Location
- Albany, South West region, Western Australia Australia 35°00′18″S 117°52′52″E﻿ / ﻿35.004946°S 117.881088°E

Information
- Type: Independent co-educational primary and secondary day school
- Motto: Love belong grow
- Religious affiliation: Non-denominational Christianity
- Established: 1981; 45 years ago
- Educational authority: WA Department of Education
- Years: Kindergarten to Year 12
- Enrolment: 450 (2021)
- Campus type: Regional
- Website: www.bethel.wa.edu.au

= Bethel Christian School (Albany, Western Australia) =

School in Albany, Western Australia

Bethel Christian School is an independent non-denominational Christian co-educational primary and secondary day school, located in Albany, Western Australia, catering for boys and girls from kindergarten to Year 12.

The school commenced operating in 1981 with a total of 22 students.

In 2019 the school expressed an intention to acquire an area of adjoining park land to redevelop as sports fields. Local residents fought the issue with City of Albany.

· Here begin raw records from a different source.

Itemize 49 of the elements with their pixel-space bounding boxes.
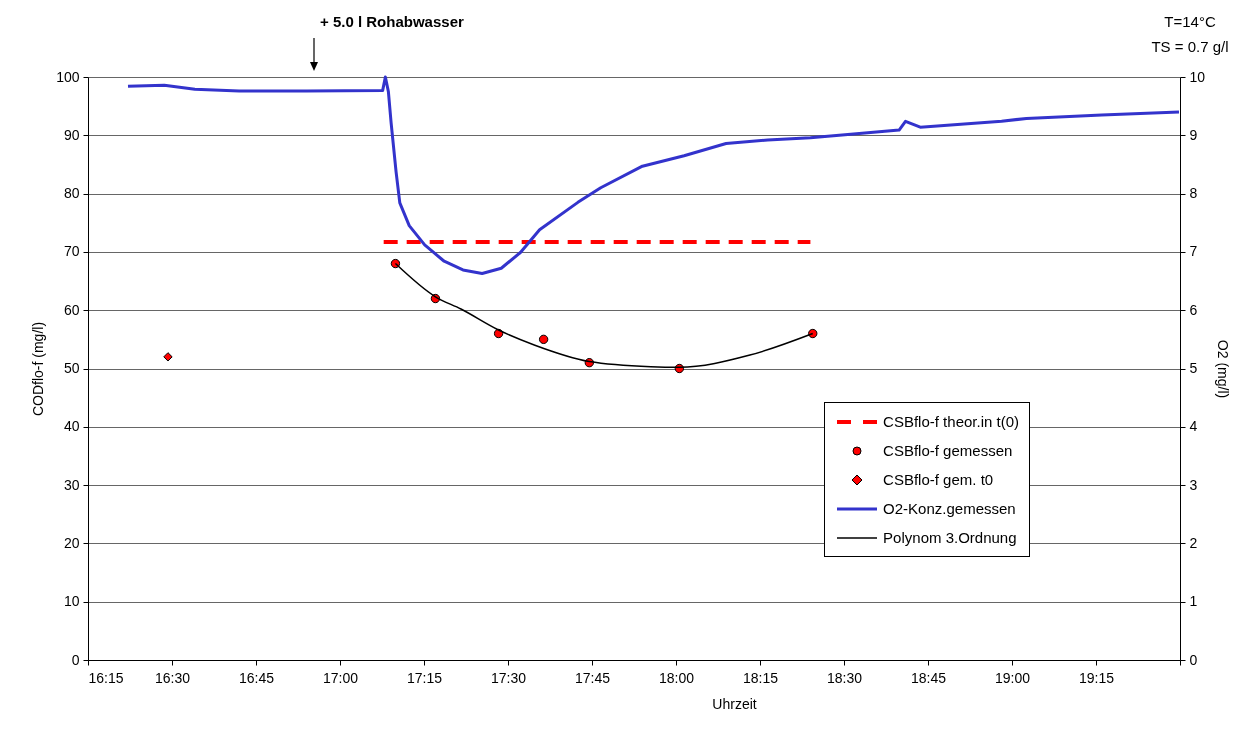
y2-tick-label: 8: [1189, 185, 1198, 202]
y-tick-label: 0: [71, 651, 80, 668]
legend-label: O2-Konz.gemessen: [883, 500, 1016, 517]
y-axis-title: CODflo-f (mg/l): [30, 321, 47, 417]
y-tick-label: 30: [63, 476, 80, 493]
x-tick-label: 18:15: [742, 669, 779, 686]
x-tick-label: 18:45: [910, 669, 947, 686]
text: T=14°C: [1164, 13, 1216, 30]
y2-tick-label: 3: [1189, 476, 1198, 493]
y2-tick-label: 1: [1189, 593, 1198, 610]
y2-tick-label: 5: [1189, 360, 1198, 376]
y-tick-label: 100: [56, 68, 80, 85]
legend-label: CSBflo-f gem. t0: [883, 471, 994, 488]
x-tick-label: 19:15: [1078, 669, 1115, 686]
y2-tick-label: 0: [1189, 651, 1198, 668]
y-tick-label: 60: [63, 301, 80, 318]
x-tick-label: 18:30: [826, 669, 863, 686]
x-tick-label: 17:00: [322, 669, 359, 686]
x-tick-label: 16:30: [154, 669, 191, 686]
text: + 5.0 l Rohabwasser: [320, 13, 464, 30]
y-tick-label: 40: [63, 418, 80, 435]
y2-tick-label: 6: [1189, 301, 1198, 318]
point: [538, 334, 549, 345]
y-tick-label: 10: [63, 593, 80, 610]
line-series: [126, 75, 1181, 275]
x-tick-label: 18:00: [658, 669, 695, 686]
x-tick-label: 16:45: [238, 669, 275, 686]
point: [163, 352, 173, 362]
x-tick-label: 17:45: [574, 669, 611, 686]
x-axis-title: Uhrzeit: [712, 695, 757, 712]
x-tick-label: 19:00: [994, 669, 1031, 686]
x-tick-label: 16:15: [88, 669, 124, 686]
y-tick-label: 20: [63, 534, 80, 551]
x-tick-label: 17:15: [406, 669, 443, 686]
y-tick-label: 70: [63, 243, 80, 260]
y2-tick-label: 9: [1189, 126, 1198, 143]
legend-label: Polynom 3.Ordnung: [883, 529, 1017, 546]
legend-label: CSBflo-f gemessen: [883, 442, 1013, 459]
y2-tick-label: 4: [1189, 418, 1198, 435]
y2-axis-title: O2 (mg/l): [1215, 339, 1232, 399]
y-tick-label: 90: [63, 126, 80, 143]
text: TS = 0.7 g/l: [1151, 38, 1229, 55]
y2-tick-label: 10: [1189, 68, 1206, 85]
y2-tick-label: 7: [1189, 243, 1198, 260]
y-tick-label: 50: [63, 360, 80, 376]
legend-label: CSBflo-f theor.in t(0): [883, 413, 1019, 430]
y2-tick-label: 2: [1189, 534, 1198, 551]
y-tick-label: 80: [63, 185, 80, 202]
x-tick-label: 17:30: [490, 669, 527, 686]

Year 11 classes were introduced to the school in 2019 with the first Year 12 cohort of 22 students graduating in 2020 amid the COVID-19 pandemic.

In 2021 the school celebrate its 40-year anniversary by having a concert, barbeque and burying a time capsule. The Principal, Mim Butler, said she "hoped to see the school continue to grow over the next 40 years with hopes of establishing a specialised senior secondary area".